New Hampshire Medicaid is a federal and state-funded health care program that serves a wide range of needy individuals and families who meet certain eligibility requirements. 

The program works to ensure that eligible adults and children have access to needed health care services by enrolling and paying providers to deliver covered services to eligible recipients.

Program Name New Hampshire Medicaid
Expanded Medicaid Yes
Website dhhs.nh.gov
Phone 800-852-3345 ext. 4344
Apply Online https://nheasy.nh.gov
Appeal a Denial Administrative Appeals Unit
Find a Local Office District Offices

Eligibility Requirements

To be eligible for New Hampshire Medicaid, you must be a resident of the state of New Hampshire, a U.S. national, citizen, permanent resident, or legal alien, in need of health care/insurance assistance, whose financial situation would be characterized as low income or very low income.

You must also be one of the following:*

  • Pregnant
  • Be responsible for a child 18 years of age or younger
  • Blind
  • Have a disability or a family member in your household with a disability
  • Be 65 years of age or older

* ACA Medicaid expansion covers eligible low-income adults.

Annual Household Income Limits (before taxes)

Household Size* Maximum Income Level (Per Year)
1 $17,131
2 $23,169
3 $29,207
4 $35,245
5 $41,284
6 $47,322
7 $53,360
8 $59,398

*For households with more than eight people, add $6,038 per additional person.

Available Services Include:

Audiology Nursing facility
Certified midwife Personal care attendant
Dental Physical-occupational-speech therapy
Durable medical equipment Physician
Family planning Podiatry
Home health Pregnancy and maternity
Hospice services Prescription drugs
Hospital Private duty nursing
Lab Psychotherapy
Medical supplies Rural health clinics
Medical transportation Vision care
Nursing facility X-ray

Copayments

Preferred Prescription Drug $1
Non-Preferred Prescription Drugs $2

Enrollees with incomes under 100% FPL are not charged a copay.

If you are required to make copayments under your plan, there is a limit to how much you have to pay per quarter (every three months).

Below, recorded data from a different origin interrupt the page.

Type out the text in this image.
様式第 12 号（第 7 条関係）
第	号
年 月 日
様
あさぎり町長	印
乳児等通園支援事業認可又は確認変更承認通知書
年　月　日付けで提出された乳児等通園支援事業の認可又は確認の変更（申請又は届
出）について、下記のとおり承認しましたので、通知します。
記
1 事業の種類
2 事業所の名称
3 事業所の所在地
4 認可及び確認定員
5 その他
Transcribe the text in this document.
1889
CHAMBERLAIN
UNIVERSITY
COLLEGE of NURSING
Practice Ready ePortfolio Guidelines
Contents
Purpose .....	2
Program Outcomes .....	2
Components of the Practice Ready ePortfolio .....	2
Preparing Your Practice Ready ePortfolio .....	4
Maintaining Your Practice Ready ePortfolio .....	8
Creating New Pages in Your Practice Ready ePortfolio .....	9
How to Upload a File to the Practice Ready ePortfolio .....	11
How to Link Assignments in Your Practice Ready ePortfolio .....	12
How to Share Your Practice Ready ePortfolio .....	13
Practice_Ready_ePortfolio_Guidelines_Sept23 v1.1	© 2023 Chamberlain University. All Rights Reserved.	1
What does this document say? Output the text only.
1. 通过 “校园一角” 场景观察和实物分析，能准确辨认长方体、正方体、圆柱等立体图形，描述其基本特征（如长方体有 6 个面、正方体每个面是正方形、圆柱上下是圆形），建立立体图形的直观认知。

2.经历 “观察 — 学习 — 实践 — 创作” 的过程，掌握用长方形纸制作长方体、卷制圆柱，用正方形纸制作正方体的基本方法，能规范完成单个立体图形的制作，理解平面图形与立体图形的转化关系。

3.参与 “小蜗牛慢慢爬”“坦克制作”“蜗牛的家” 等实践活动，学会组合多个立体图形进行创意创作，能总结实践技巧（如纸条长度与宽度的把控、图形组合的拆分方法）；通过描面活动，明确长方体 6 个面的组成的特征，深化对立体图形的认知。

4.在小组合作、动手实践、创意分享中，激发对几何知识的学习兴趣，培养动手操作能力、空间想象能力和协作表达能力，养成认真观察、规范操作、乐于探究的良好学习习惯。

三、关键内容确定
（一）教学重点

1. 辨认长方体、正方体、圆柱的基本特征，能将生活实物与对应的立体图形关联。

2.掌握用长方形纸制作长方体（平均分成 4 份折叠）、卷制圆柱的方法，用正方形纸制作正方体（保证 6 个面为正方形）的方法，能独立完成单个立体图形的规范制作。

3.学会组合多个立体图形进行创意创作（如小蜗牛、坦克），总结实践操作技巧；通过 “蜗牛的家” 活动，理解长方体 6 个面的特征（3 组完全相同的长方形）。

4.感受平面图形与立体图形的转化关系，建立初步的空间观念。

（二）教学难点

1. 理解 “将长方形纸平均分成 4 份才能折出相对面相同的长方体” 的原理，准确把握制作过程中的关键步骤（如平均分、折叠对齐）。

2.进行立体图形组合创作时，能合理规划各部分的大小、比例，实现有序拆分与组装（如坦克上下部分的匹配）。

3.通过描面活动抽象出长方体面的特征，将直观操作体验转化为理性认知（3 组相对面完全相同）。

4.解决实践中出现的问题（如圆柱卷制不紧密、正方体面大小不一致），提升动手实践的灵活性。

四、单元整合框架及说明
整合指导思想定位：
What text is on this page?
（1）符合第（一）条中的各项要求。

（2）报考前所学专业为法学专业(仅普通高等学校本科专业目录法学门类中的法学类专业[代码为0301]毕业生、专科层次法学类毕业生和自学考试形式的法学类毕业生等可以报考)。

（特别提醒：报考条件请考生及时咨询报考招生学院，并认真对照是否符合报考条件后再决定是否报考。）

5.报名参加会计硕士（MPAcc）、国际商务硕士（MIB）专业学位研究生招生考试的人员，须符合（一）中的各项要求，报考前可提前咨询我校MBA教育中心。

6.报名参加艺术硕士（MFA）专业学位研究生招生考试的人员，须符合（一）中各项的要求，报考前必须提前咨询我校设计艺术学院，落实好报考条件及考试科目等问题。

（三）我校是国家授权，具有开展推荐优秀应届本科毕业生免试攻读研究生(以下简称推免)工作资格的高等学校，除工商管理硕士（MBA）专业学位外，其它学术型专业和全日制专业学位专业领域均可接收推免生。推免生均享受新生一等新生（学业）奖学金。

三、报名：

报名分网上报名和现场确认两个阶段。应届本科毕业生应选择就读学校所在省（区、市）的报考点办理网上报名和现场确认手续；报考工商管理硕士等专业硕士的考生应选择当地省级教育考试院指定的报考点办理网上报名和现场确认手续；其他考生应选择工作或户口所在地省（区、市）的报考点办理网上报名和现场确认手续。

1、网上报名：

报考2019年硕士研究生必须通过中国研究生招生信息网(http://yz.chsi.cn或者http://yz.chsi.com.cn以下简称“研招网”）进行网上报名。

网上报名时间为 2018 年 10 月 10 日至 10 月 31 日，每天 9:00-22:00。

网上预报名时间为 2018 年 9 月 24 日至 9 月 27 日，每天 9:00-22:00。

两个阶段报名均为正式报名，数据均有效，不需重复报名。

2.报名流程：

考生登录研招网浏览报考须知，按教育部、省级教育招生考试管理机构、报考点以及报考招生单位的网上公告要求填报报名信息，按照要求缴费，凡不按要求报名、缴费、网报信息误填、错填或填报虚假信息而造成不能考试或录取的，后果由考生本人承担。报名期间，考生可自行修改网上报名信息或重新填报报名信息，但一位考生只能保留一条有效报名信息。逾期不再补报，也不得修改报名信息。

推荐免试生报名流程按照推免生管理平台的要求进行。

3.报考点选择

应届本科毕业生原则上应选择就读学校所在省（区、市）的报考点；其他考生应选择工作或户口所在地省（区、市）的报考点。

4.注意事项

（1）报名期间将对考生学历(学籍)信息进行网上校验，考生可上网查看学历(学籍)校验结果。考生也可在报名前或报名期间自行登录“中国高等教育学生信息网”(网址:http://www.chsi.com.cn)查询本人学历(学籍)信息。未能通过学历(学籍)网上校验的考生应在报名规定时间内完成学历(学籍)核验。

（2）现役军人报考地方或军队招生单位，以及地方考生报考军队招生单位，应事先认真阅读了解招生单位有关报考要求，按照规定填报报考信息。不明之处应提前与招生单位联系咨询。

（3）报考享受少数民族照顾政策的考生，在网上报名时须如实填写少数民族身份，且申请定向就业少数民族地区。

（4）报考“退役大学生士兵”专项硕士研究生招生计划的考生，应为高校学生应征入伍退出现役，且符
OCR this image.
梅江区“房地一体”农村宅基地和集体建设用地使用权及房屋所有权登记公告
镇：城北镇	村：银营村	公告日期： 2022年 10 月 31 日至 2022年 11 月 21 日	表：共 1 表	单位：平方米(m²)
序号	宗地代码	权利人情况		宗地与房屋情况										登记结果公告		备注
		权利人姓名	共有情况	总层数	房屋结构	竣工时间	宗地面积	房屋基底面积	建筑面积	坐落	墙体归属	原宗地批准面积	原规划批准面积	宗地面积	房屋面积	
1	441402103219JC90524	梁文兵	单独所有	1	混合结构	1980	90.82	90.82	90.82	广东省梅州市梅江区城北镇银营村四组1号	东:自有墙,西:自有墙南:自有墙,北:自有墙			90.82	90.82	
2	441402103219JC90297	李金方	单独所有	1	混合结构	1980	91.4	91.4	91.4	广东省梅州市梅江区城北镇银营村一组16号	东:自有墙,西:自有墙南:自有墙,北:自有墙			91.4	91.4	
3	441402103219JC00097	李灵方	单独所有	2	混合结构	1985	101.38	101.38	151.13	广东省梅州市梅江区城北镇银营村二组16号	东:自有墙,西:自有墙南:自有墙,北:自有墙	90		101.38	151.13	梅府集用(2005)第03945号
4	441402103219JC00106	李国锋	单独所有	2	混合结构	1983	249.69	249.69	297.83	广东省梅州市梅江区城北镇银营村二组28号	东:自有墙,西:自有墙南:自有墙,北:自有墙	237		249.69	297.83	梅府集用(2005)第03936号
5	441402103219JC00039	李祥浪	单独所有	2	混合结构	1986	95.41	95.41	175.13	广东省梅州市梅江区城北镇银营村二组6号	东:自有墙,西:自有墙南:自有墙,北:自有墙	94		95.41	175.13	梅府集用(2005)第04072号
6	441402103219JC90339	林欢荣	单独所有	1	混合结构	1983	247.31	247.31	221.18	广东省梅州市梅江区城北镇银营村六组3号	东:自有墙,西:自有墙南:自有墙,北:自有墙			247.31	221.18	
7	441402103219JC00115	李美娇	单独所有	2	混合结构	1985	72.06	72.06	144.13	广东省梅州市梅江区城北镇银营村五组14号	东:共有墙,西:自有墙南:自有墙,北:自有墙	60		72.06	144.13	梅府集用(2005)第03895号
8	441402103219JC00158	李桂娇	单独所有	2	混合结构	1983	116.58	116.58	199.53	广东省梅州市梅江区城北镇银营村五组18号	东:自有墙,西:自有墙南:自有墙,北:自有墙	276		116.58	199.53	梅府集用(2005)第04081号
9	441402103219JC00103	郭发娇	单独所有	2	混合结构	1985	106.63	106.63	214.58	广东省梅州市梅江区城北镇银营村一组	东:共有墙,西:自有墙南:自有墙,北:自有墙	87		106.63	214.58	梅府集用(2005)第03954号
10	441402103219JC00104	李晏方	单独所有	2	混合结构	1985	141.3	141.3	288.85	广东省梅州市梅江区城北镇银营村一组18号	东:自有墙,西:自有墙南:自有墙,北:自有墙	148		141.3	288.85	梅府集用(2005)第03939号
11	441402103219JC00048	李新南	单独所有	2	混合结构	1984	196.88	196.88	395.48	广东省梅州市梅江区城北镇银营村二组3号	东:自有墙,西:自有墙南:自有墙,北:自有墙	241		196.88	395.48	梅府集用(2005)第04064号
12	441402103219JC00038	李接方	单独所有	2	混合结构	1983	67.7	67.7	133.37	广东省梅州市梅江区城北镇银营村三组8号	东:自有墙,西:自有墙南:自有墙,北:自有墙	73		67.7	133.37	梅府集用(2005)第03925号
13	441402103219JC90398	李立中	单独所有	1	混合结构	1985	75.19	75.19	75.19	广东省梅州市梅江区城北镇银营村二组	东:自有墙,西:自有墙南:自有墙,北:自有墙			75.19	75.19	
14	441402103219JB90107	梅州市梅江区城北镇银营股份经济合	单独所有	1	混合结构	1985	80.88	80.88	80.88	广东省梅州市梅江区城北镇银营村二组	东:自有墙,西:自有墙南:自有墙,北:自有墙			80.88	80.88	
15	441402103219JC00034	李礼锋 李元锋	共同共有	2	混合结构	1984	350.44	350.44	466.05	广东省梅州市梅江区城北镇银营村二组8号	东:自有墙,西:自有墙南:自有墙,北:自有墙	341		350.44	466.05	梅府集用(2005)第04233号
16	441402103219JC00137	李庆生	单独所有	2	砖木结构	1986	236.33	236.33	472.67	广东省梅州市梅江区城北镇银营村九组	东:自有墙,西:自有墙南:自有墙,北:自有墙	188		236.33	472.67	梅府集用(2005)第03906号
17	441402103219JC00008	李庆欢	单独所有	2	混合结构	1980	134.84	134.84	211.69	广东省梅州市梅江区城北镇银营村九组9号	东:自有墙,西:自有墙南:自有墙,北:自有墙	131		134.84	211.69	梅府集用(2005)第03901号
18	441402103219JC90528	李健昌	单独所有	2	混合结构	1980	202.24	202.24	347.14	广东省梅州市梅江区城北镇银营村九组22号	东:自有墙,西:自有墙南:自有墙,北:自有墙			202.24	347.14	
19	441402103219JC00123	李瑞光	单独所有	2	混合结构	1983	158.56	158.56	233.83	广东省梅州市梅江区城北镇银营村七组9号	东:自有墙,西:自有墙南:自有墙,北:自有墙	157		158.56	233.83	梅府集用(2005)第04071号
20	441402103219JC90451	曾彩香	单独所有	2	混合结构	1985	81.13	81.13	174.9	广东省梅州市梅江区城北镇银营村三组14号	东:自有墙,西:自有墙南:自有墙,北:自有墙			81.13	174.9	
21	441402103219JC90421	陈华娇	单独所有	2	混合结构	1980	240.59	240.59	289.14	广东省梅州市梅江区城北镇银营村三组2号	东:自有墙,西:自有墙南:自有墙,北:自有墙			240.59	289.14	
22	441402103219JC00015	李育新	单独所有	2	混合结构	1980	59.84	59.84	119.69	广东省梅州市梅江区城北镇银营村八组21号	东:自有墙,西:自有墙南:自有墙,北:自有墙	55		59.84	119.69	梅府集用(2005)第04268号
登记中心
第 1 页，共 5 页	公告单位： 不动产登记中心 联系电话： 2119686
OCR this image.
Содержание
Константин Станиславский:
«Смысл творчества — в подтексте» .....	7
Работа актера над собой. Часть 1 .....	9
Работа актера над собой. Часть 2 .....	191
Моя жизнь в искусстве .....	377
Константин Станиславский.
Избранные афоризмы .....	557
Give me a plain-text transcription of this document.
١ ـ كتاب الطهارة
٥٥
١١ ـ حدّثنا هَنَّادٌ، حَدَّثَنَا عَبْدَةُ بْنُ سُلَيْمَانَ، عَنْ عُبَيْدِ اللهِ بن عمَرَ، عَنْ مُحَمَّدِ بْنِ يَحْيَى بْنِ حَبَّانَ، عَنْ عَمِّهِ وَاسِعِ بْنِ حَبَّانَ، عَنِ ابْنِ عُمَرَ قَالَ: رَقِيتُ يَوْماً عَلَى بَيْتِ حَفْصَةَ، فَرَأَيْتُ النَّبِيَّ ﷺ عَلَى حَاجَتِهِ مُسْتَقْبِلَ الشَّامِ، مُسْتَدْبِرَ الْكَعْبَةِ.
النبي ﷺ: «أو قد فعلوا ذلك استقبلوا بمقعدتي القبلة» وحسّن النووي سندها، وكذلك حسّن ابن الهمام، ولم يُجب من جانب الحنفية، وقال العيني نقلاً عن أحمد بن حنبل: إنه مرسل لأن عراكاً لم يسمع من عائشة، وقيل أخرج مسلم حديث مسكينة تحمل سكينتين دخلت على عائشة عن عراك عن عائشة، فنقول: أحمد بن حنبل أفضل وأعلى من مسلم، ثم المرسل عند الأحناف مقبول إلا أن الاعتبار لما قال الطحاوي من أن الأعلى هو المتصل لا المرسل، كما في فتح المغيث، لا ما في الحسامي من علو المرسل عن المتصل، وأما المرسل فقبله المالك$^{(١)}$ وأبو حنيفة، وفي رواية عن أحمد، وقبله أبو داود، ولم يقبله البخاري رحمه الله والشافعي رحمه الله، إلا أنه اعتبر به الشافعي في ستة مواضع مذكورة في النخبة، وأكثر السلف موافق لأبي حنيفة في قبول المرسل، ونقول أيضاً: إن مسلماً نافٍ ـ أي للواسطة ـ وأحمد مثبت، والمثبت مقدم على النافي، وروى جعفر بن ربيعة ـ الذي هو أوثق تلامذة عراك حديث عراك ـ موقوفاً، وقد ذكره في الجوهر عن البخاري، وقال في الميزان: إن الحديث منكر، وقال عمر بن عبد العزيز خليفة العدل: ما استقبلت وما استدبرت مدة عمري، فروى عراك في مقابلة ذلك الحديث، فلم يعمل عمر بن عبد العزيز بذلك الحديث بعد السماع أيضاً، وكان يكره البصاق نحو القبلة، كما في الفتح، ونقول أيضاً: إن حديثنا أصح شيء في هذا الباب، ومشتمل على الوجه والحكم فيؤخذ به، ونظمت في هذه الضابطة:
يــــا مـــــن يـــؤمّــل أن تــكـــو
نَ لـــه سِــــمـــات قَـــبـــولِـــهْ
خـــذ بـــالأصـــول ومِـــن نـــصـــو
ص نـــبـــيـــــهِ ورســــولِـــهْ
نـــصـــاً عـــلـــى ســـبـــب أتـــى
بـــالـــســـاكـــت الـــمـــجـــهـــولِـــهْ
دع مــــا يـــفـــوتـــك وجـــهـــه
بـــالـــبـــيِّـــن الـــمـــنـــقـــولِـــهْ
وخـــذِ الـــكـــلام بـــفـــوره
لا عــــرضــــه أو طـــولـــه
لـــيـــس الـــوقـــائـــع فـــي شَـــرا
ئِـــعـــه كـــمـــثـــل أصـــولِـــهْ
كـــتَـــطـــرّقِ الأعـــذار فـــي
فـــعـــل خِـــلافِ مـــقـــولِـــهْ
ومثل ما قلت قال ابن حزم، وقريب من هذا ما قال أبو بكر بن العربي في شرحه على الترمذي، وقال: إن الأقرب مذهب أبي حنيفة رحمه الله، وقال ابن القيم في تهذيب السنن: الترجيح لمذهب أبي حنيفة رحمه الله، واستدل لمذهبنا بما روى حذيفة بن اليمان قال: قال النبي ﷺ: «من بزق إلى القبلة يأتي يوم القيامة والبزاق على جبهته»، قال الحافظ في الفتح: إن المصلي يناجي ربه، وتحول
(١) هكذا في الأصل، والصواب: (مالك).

Quarter 1 January 1 – March 31
Quarter 2 April 1 – June 30
Quarter 3 July 1 – September 30
Quarter 4 October 1 – December 31

This means that the most you are required to pay for copayments during any quarter of the calendar year is $147.

Once you pay $147 in copayments during that quarter, you don’t have to pay any more copayments for the rest of the quarter. However, at the beginning of the next quarter, you will have to start paying copayments again until you pay a total of $147 out of pocket.